Had a bad week? One that made you cry? One where you got smacked sideways by a setback you never saw coming?

John Boehner has some advice for you: change the subject.

That’s the option the speaker of the House chose this week when he walked into the media lion den -– his weekly press briefing -– to answer questions after House Majority Leader Eric Cantor was handed his walking papers by the voters of Virginia’s 7th Congressional District.

When reporters pressed him on Cantor’s downfall and the leadership chasm it opened within the House majority, Boehner insisted the real problem was not to be found on Capitol Hill, but at the White House.

“This is a time for unity,” Boehner said. “This is a time to focus on what we all know is true, that the president’s policies have failed the American people.”

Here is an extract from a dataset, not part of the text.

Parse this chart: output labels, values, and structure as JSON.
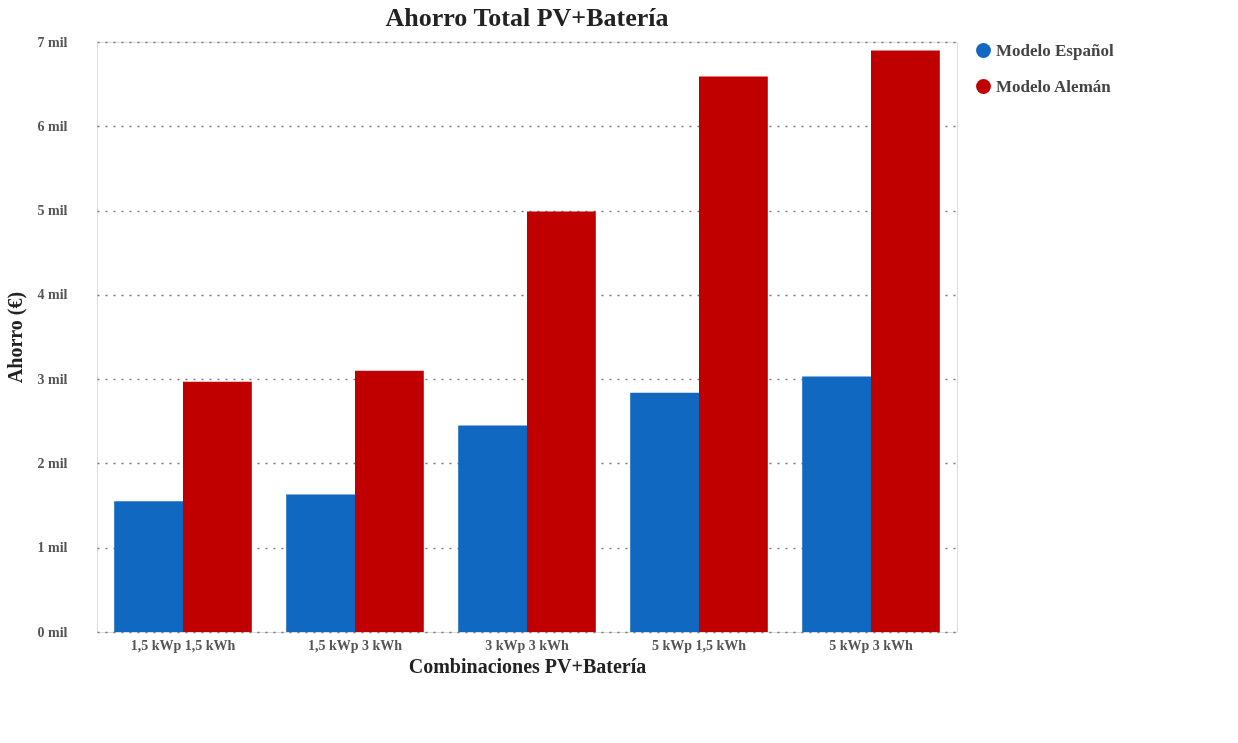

The news conference included questions about Cantor and the House leadership race -– which he mostly blew off — and the Bergdahl affair. He said it was a mistake to swap the U.S. soldier for five Guantanamo detainees.

But it was the final question -– about the sudden deterioration in Iraq -– that the speaker seemed to be waiting for.

“It’s not like we haven’t seen this problem coming for over a year, and … it’s not like we haven’t seen, over the last five or six months, these terrorists moving in, taking control of Western Iraq,” he said animatedly.

“Now they’ve taken control of Mosul. They’re 100 miles from Baghdad. And what’s the president doing?” he said, his voice rising. “Taking a nap!”

Perhaps knowing he would not utter a better soundbite that day, Boehner then picked up his notes and strode from the room. Minutes later, his “taking a nap” quote overshadowed all talk of Republican disunity.

The White House tries this too. Earlier this week, in the middle of an event on student loan forgiveness, the president interrupted himself -– alerting the press that he was straying from his prepared script — to launch a shot across the bow at congressional Republicans who would not endorse his plan.

“If you’re a big oil company, they’ll go to bat for you,” he said. “If you’re a student, tough luck.”

But changing the subject only takes you so far. The student loan bill the president endorsed still fell. And on the day Boehner accused him of napping, he still had to explain why Iraq seems to be collapsing as the U.S. appears to watch from the sidelines.

President Obama said he wants to help but is not interested in sending “U.S. troops to play whack-a-mole” around the world to put down insurgencies.

That’s the White House’s reality. Boehner’s reality is that he has to form a new Capitol Hill leadership team at a time when voters are sending a series of clear messages that Washington is not their favorite flavor.

It can safely be said neither man had the best of weeks.